Ratiometric fluorescence imaging for sodium selenite in living cells

Abstract

Sodium selenite as a common selenium-containing agent has been extensively studied for human health, especially cancer prevention and treatment. However, precisely evaluating the dynamic changes of sodium selenite at cellular and molecular level in these pharmacological and pathophysiological studies is still challenging. Developing the chemical tools that enable the quantification of sodium selenite in vivo with high spatial and temporal fidelity thus can provide an efficient solution to this challenge.

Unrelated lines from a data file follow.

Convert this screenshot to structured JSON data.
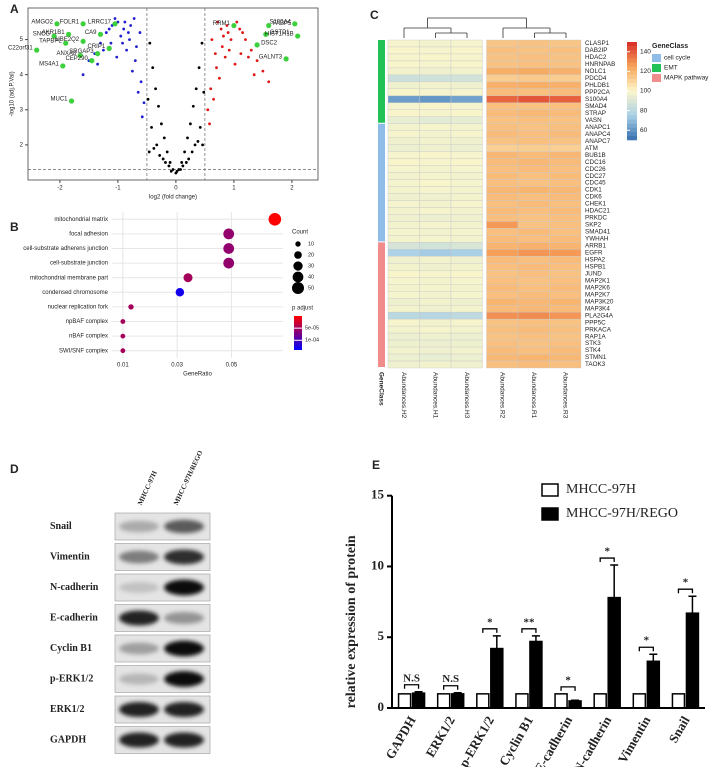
{
  "panels": [
    "A",
    "B",
    "C",
    "D",
    "E"
  ],
  "blot": {
    "columns": [
      "MHCC-97H",
      "MHCC-97H/REGO"
    ],
    "rows": [
      "Snail",
      "Vimentin",
      "N-cadherin",
      "E-cadherin",
      "Cyclin B1",
      "p-ERK1/2",
      "ERK1/2",
      "GAPDH"
    ]
  },
  "chart_data": [
    {
      "type": "scatter",
      "xlabel": "log2 (fold change)",
      "ylabel": "-log10 (adj.P.Val)",
      "xlim": [
        -2.55,
        2.45
      ],
      "ylim": [
        1,
        5.9
      ],
      "xticks": [
        -2,
        -1,
        0,
        1,
        2
      ],
      "yticks": [
        2,
        3,
        4,
        5
      ],
      "thresholds_x": [
        -0.5,
        0.5
      ],
      "threshold_y": 1.3,
      "groups": [
        {
          "color": "#000000",
          "x": [
            -0.45,
            -0.4,
            -0.35,
            -0.3,
            -0.25,
            -0.2,
            -0.15,
            -0.1,
            -0.05,
            0,
            0.05,
            0.1,
            0.15,
            0.2,
            0.25,
            0.3,
            0.35,
            0.4,
            0.45,
            -0.42,
            -0.33,
            -0.22,
            -0.12,
            0.12,
            0.22,
            0.33,
            0.42,
            -0.48,
            0.48,
            -0.38,
            0.38,
            -0.28,
            0.28,
            -0.18,
            0.18,
            -0.08,
            0.08,
            -0.46,
            0.46,
            0.02
          ],
          "y": [
            4.9,
            4.2,
            3.6,
            3.1,
            2.6,
            2.2,
            1.8,
            1.5,
            1.3,
            1.2,
            1.3,
            1.5,
            1.8,
            2.2,
            2.6,
            3.1,
            3.6,
            4.2,
            4.9,
            2.5,
            2.0,
            1.6,
            1.4,
            1.4,
            1.6,
            2.0,
            2.5,
            3.3,
            3.5,
            1.9,
            2.1,
            1.7,
            1.8,
            1.5,
            1.5,
            1.25,
            1.3,
            1.8,
            2.0,
            1.25
          ]
        },
        {
          "color": "#1f1fd0",
          "x": [
            -0.55,
            -0.6,
            -0.7,
            -0.8,
            -0.9,
            -1.0,
            -1.1,
            -1.2,
            -1.3,
            -1.4,
            -1.5,
            -0.65,
            -0.75,
            -0.85,
            -0.95,
            -1.05,
            -1.15,
            -0.58,
            -0.68,
            -0.78,
            -0.88,
            -1.25,
            -1.35,
            -0.62,
            -0.72,
            -0.82,
            -0.92,
            -1.02,
            -1.6,
            -1.12
          ],
          "y": [
            3.2,
            3.8,
            4.4,
            5.0,
            5.3,
            5.5,
            5.4,
            5.2,
            4.9,
            4.6,
            4.4,
            3.5,
            4.1,
            4.7,
            5.1,
            5.6,
            5.3,
            2.8,
            4.8,
            5.4,
            5.5,
            4.7,
            4.3,
            5.2,
            5.6,
            5.2,
            4.9,
            4.5,
            4.0,
            4.9
          ]
        },
        {
          "color": "#e01515",
          "x": [
            0.55,
            0.6,
            0.7,
            0.8,
            0.9,
            1.0,
            1.1,
            1.2,
            1.3,
            1.4,
            1.5,
            0.65,
            0.75,
            0.85,
            0.95,
            1.05,
            1.15,
            0.58,
            0.68,
            0.78,
            0.88,
            1.25,
            1.35,
            0.62,
            0.72,
            0.82,
            0.92,
            1.02,
            1.6,
            1.12
          ],
          "y": [
            3.0,
            3.6,
            4.2,
            4.8,
            5.2,
            5.4,
            5.3,
            5.0,
            4.7,
            4.4,
            4.1,
            3.3,
            3.9,
            4.5,
            5.0,
            5.5,
            5.2,
            2.6,
            4.6,
            5.3,
            5.4,
            4.5,
            4.0,
            5.0,
            5.5,
            5.1,
            4.7,
            4.3,
            3.8,
            4.6
          ]
        }
      ],
      "highlight": {
        "color": "#3cd13c",
        "labels": [
          "AMGO2",
          "FOLR1",
          "LRRC17",
          "SNCG",
          "AKR1B1",
          "CA9",
          "TAPBPL",
          "UBE2Q2",
          "CRIP1",
          "C22orf31",
          "ANXA8",
          "SRGAP3",
          "CEP290",
          "MS4A1",
          "MUC1",
          "RRM1",
          "FABP5",
          "S100A4",
          "GSTP1",
          "HIST1H1B",
          "DSC2",
          "GALNT3"
        ],
        "x": [
          -2.05,
          -1.6,
          -1.05,
          -2.1,
          -1.85,
          -1.3,
          -1.9,
          -1.6,
          -1.15,
          -2.4,
          -1.65,
          -1.35,
          -1.45,
          -1.95,
          -1.8,
          1.0,
          1.6,
          2.05,
          1.55,
          2.1,
          1.4,
          1.9
        ],
        "y": [
          5.45,
          5.45,
          5.45,
          5.1,
          5.15,
          5.15,
          4.9,
          4.95,
          4.75,
          4.7,
          4.55,
          4.6,
          4.4,
          4.25,
          3.25,
          5.4,
          5.4,
          5.45,
          5.15,
          5.1,
          4.85,
          4.45
        ]
      }
    },
    {
      "type": "dot",
      "categories": [
        "mitochondrial matrix",
        "focal adhesion",
        "cell-substrate adherens junction",
        "cell-substrate junction",
        "mitochondrial membrane part",
        "condensed chromosome",
        "nuclear replication fork",
        "npBAF complex",
        "nBAF complex",
        "SWI/SNF complex"
      ],
      "gene_ratio": [
        0.066,
        0.049,
        0.049,
        0.049,
        0.034,
        0.031,
        0.013,
        0.01,
        0.01,
        0.01
      ],
      "count": [
        55,
        40,
        40,
        40,
        28,
        25,
        10,
        8,
        8,
        8
      ],
      "p_adjust": [
        1e-06,
        6e-05,
        6e-05,
        6e-05,
        5e-05,
        0.00013,
        5e-05,
        5e-05,
        5e-05,
        5e-05
      ],
      "xlim": [
        0.006,
        0.069
      ],
      "xticks": [
        0.01,
        0.03,
        0.05
      ],
      "xlabel": "GeneRatio",
      "size_title": "Count",
      "size_ticks": [
        10,
        20,
        30,
        40,
        50
      ],
      "color_title": "p adjust",
      "clim": [
        0,
        0.00014
      ],
      "color_range": [
        "#ff0000",
        "#0000ff"
      ],
      "color_ticks": [
        {
          "value": 5e-05,
          "label": "5e-05"
        },
        {
          "value": 0.0001,
          "label": "1e-04"
        }
      ]
    },
    {
      "type": "heatmap",
      "columns": [
        "Abundances.H2",
        "Abundances.H1",
        "Abundances.H3",
        "Abundances.R2",
        "Abundances.R1",
        "Abundances.R3"
      ],
      "strip_label": "GeneClass",
      "legend_title": "GeneClass",
      "clim": [
        50,
        150
      ],
      "cticks": [
        60,
        80,
        100,
        120,
        140
      ],
      "classes": [
        {
          "name": "cell cycle",
          "color": "#8fbde8"
        },
        {
          "name": "EMT",
          "color": "#22c257"
        },
        {
          "name": "MAPK pathway",
          "color": "#f08c8c"
        }
      ],
      "row_blocks": [
        {
          "class": "EMT",
          "rows": [
            "CLASP1",
            "DAB2IP",
            "HDAC2",
            "HNRNPAB",
            "NOLC1",
            "PDCD4",
            "PHLDB1",
            "PPP2CA",
            "S100A4",
            "SMAD4",
            "STRAP",
            "VASN"
          ],
          "values": [
            [
              98,
              97,
              98,
              115,
              116,
              115
            ],
            [
              99,
              98,
              99,
              117,
              116,
              117
            ],
            [
              98,
              99,
              98,
              116,
              117,
              116
            ],
            [
              99,
              98,
              99,
              116,
              117,
              116
            ],
            [
              97,
              96,
              97,
              122,
              123,
              121
            ],
            [
              85,
              86,
              87,
              113,
              114,
              113
            ],
            [
              96,
              97,
              96,
              121,
              122,
              121
            ],
            [
              99,
              98,
              98,
              118,
              117,
              118
            ],
            [
              62,
              60,
              63,
              138,
              141,
              139
            ],
            [
              98,
              99,
              98,
              117,
              116,
              117
            ],
            [
              99,
              98,
              99,
              118,
              119,
              118
            ],
            [
              94,
              92,
              93,
              116,
              117,
              116
            ]
          ]
        },
        {
          "class": "cell cycle",
          "rows": [
            "ANAPC1",
            "ANAPC4",
            "ANAPC7",
            "ATM",
            "BUB1B",
            "CDC16",
            "CDC26",
            "CDC27",
            "CDC45",
            "CDK1",
            "CDK6",
            "CHEK1",
            "HDAC21",
            "PRKDC",
            "SKP2",
            "SMAD41",
            "YWHAH"
          ],
          "values": [
            [
              97,
              98,
              97,
              117,
              116,
              117
            ],
            [
              98,
              97,
              98,
              118,
              117,
              118
            ],
            [
              96,
              97,
              96,
              116,
              117,
              116
            ],
            [
              95,
              96,
              95,
              112,
              113,
              112
            ],
            [
              98,
              99,
              98,
              119,
              118,
              119
            ],
            [
              99,
              98,
              99,
              118,
              119,
              118
            ],
            [
              98,
              97,
              98,
              117,
              118,
              117
            ],
            [
              97,
              98,
              97,
              118,
              117,
              118
            ],
            [
              98,
              99,
              98,
              117,
              116,
              117
            ],
            [
              97,
              98,
              97,
              119,
              120,
              119
            ],
            [
              96,
              96,
              97,
              118,
              117,
              118
            ],
            [
              98,
              97,
              98,
              117,
              118,
              117
            ],
            [
              97,
              98,
              97,
              118,
              117,
              118
            ],
            [
              96,
              95,
              96,
              117,
              116,
              117
            ],
            [
              97,
              98,
              97,
              127,
              116,
              117
            ],
            [
              98,
              97,
              98,
              117,
              118,
              117
            ],
            [
              97,
              98,
              97,
              118,
              117,
              118
            ]
          ]
        },
        {
          "class": "MAPK pathway",
          "rows": [
            "ARRB1",
            "EGFR",
            "HSPA2",
            "HSPB1",
            "JUND",
            "MAP2K1",
            "MAP2K6",
            "MAP2K7",
            "MAP3K20",
            "MAP3K4",
            "PLA2G4A",
            "PPP5C",
            "PRKACA",
            "RAP1A",
            "STK3",
            "STK4",
            "STMN1",
            "TAOK3"
          ],
          "values": [
            [
              88,
              87,
              89,
              120,
              121,
              120
            ],
            [
              76,
              74,
              75,
              126,
              128,
              127
            ],
            [
              96,
              97,
              96,
              118,
              117,
              118
            ],
            [
              97,
              96,
              97,
              117,
              118,
              117
            ],
            [
              99,
              98,
              99,
              116,
              117,
              116
            ],
            [
              98,
              97,
              98,
              117,
              116,
              117
            ],
            [
              97,
              98,
              97,
              118,
              117,
              118
            ],
            [
              98,
              97,
              98,
              117,
              118,
              117
            ],
            [
              96,
              97,
              96,
              120,
              119,
              120
            ],
            [
              97,
              96,
              97,
              118,
              119,
              118
            ],
            [
              80,
              79,
              81,
              129,
              130,
              128
            ],
            [
              98,
              97,
              98,
              116,
              117,
              116
            ],
            [
              97,
              98,
              97,
              117,
              118,
              117
            ],
            [
              95,
              96,
              95,
              116,
              117,
              116
            ],
            [
              96,
              95,
              96,
              117,
              116,
              117
            ],
            [
              97,
              96,
              97,
              118,
              117,
              118
            ],
            [
              95,
              94,
              95,
              119,
              120,
              119
            ],
            [
              96,
              97,
              96,
              117,
              118,
              117
            ]
          ]
        }
      ]
    },
    {
      "type": "bar",
      "ylabel": "relative expression of protein",
      "ylim": [
        0,
        15
      ],
      "yticks": [
        0,
        5,
        10,
        15
      ],
      "categories": [
        "GAPDH",
        "ERK1/2",
        "p-ERK1/2",
        "Cyclin B1",
        "E-cadherin",
        "N-cadherin",
        "Vimentin",
        "Snail"
      ],
      "series": [
        {
          "name": "MHCC-97H",
          "color": "#ffffff",
          "values": [
            1,
            1,
            1,
            1,
            1,
            1,
            1,
            1
          ]
        },
        {
          "name": "MHCC-97H/REGO",
          "color": "#000000",
          "values": [
            1.05,
            1.0,
            4.2,
            4.7,
            0.5,
            7.8,
            3.3,
            6.7
          ],
          "errors": [
            0.1,
            0.08,
            0.9,
            0.4,
            0.05,
            2.3,
            0.5,
            1.2
          ]
        }
      ],
      "annotations": [
        "N.S",
        "N.S",
        "*",
        "**",
        "*",
        "*",
        "*",
        "*"
      ]
    }
  ]
}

Here, we report the design, synthesis and biological evaluation of ratiometric sodium selenite fluorescent probe (HBTN-Se) for quantitative ratiometric fluorescence imaging of sodium selenite concentration fluctuations in living cells. A strategy for sodium selenite quantification has been achieved effectively through using a highly selective, rapid and biocompatible hydroxyl-deprotecting reaction. The ratiometric fluorescence imaging with HBTN-Se is constructed to precisely monitor changes in sodium selenite levels in living cells. Moreover, HBTN-Se is capable of visualizing differences in sodium selenite levels between normal cells and cancer cells, establishing the utility of this ratiometric detection platform for assessing the correlation between physiological effects of sodium selenite and its levels in living cells.